Hilang Kontak Selama 28 Tahun Nenek Jumanti Tiba di Tanah Air

Hendrik Simorangkir    •    Senin, 14 May 2018 21:07 WIB
tkiarab saudiperlindungan wni
Hilang Kontak Selama 28 Tahun Nenek Jumanti Tiba di Tanah Air
Nenek Jumanti tiba di Bandara Soekarno-Hatta, Senin 14 Mei 2018 (Foto: Medcom.id).

Tangerang: Hilang kontak selama 28 tahun dengan keluarganya di Indonesia, Jumanti (74), tenaga kerja Indonesia (TKI) asal Banyuwangi, Jawa Timur, yang bekerja di Arab Saudi, akhirnya menjejakan kakinya di tanah air.
 
Nenek bercucu empat itu, tiba di tanah air melalui Bandara Internasional Soekarno-Hatta, dengan menumpang maskapai Emirates nomor penerbangan KE 356 dari Riyadh.
 
Nama Jumanti yang sempat viral di media sosial, kepulangannya langsung di dampingi Duta Besar RI untuk Arab Saudi, Agus Maftuh Abegebriel.
 
Saat tiba di Indonesia, kehadiran Jumanti yang telah ditunggu hanya bisa membalas percakapan dengan menggunakan bahasa Arab dan Jawa kepada wartawan.
 
"Mbah kangeni anak dan cucu," kata Jumanti yang berada di kursi roda saat Medcom.id menanyakan apa yang akan dilakukan begitu sampai di tanah air, Senin 14 Mei 2018.
 
(Baca: Dari Arab Saudi, Dubes RI Dampingi Nenek Jumanti Pulang).
 
Duta besar RI untuk Arab Agus mengatakan, setelah tiba di tanah air, maka Kementerian Luar Negeri menyerahkan kepada BNP2TKI untuk mengantar Jumanti pulang ke kampung halaman.

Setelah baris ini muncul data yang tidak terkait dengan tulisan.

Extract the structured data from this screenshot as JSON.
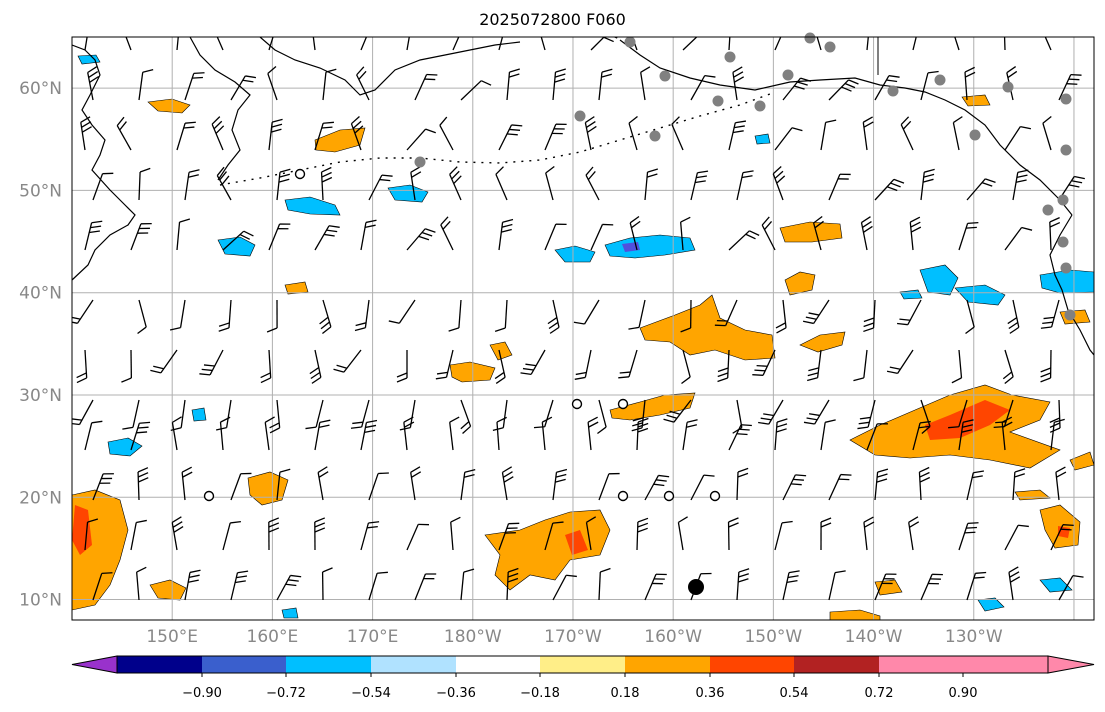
{
  "title": "2025072800 F060",
  "map": {
    "lat_labels": [
      "60°N",
      "50°N",
      "40°N",
      "30°N",
      "20°N",
      "10°N"
    ],
    "lon_labels": [
      "150°E",
      "160°E",
      "170°E",
      "180°W",
      "170°W",
      "160°W",
      "150°W",
      "140°W",
      "130°W"
    ],
    "lat_range": [
      8,
      65
    ],
    "lon_range": [
      140,
      242
    ],
    "colors": {
      "grid": "#b0b0b0",
      "coast": "#000000",
      "station": "#808080",
      "pos_weak": "#ffee88",
      "pos_mid": "#ffa500",
      "pos_strong": "#ff4500",
      "neg_weak": "#00bfff",
      "neg_strong": "#5050dd"
    }
  },
  "colorbar": {
    "tick_labels": [
      "−0.90",
      "−0.72",
      "−0.54",
      "−0.36",
      "−0.18",
      "0.18",
      "0.36",
      "0.54",
      "0.72",
      "0.90"
    ],
    "segment_colors": [
      "#9932cc",
      "#00008b",
      "#3a5fcd",
      "#00bfff",
      "#b0e2ff",
      "#ffffff",
      "#ffee88",
      "#ffa500",
      "#ff4500",
      "#b22222",
      "#ff88aa",
      "#ff88aa"
    ]
  }
}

Lanjutnya, Jumanti ditemukan KBRI setelah berita di tanah air terkait dirinya viral.
 
"Kami melakukan pencarian hingga tiga sampai empat bulan, sebab ada tiga nama yang mengarah kepada nenek ini," ujar Agus saat ditemui di Lounge TKI Terminal 2 Bandara Soekarno-Hatta.
 
Agus menjelaskan, Jumanti ikut seorang majikan yang dipanggil Mama Naurah. Majikan ini baik dan sudah menganggap Jumanti sebagai keluarga.
 
"Makanya saat nenek Jumanti diajak pulang ke Indonesia, dia antara sedih dan senang. Sedih berpisah dengan majikan dan senang karena bisa bertemu anak dan cucunya," jelasnya.
 
Kepulangan Jumanti ke tanah air  difasilitasi KBRI bahkan sebelum pulang dia diberikan kesempatan menjalankan ibadah umroh.
 
"Sebelum pulang ke Indonesia, nenek Jumanti menyempatkan diri melaksanakan ibadah umrah selama tiga hari dan mengadakan acara pamitan kecil-kecilan dengan sesama TKI di penampungan KBRI Riyadh," paparnya.
 
Jumanti pun terbang menggunakan dokumen SPLP atau surat perjalanan laksana paspor karena tak pernah memperpanjang paspornya sejak bekerja di Arab Saudi pada 1990.
 
Jumanti bekerja sebagai asisten rumah tangga pada sebuah keluarga di Riyadh, Arab Saudi. Sejak tiba pertama kali di Arab Saudi pada 1990 dengan usia 40 tahun, Jumanti hilang kontak dengan keluarganya. Jumanti memiliki empat anak, sedangkan suaminya telah meninggal.
 
Sementara itu, Ferdinand Nababan staff BNP2TKI, menuturkan, Jumanti akan dibawa pulang ke kampung halamannya di Banyuwangi pada Selasa 15 Mei 2018.
 
"Saat ini biar nenek Jumanti menginap dulu di hotel di wilayah bandara. Besok baru kita bawa nenek Jumanti ke rumahnya di Banyuwangi. Kasihan nenek Jumanti, dia keliatan lelah saat tiba di Indonesia," pungkas Ferdinand.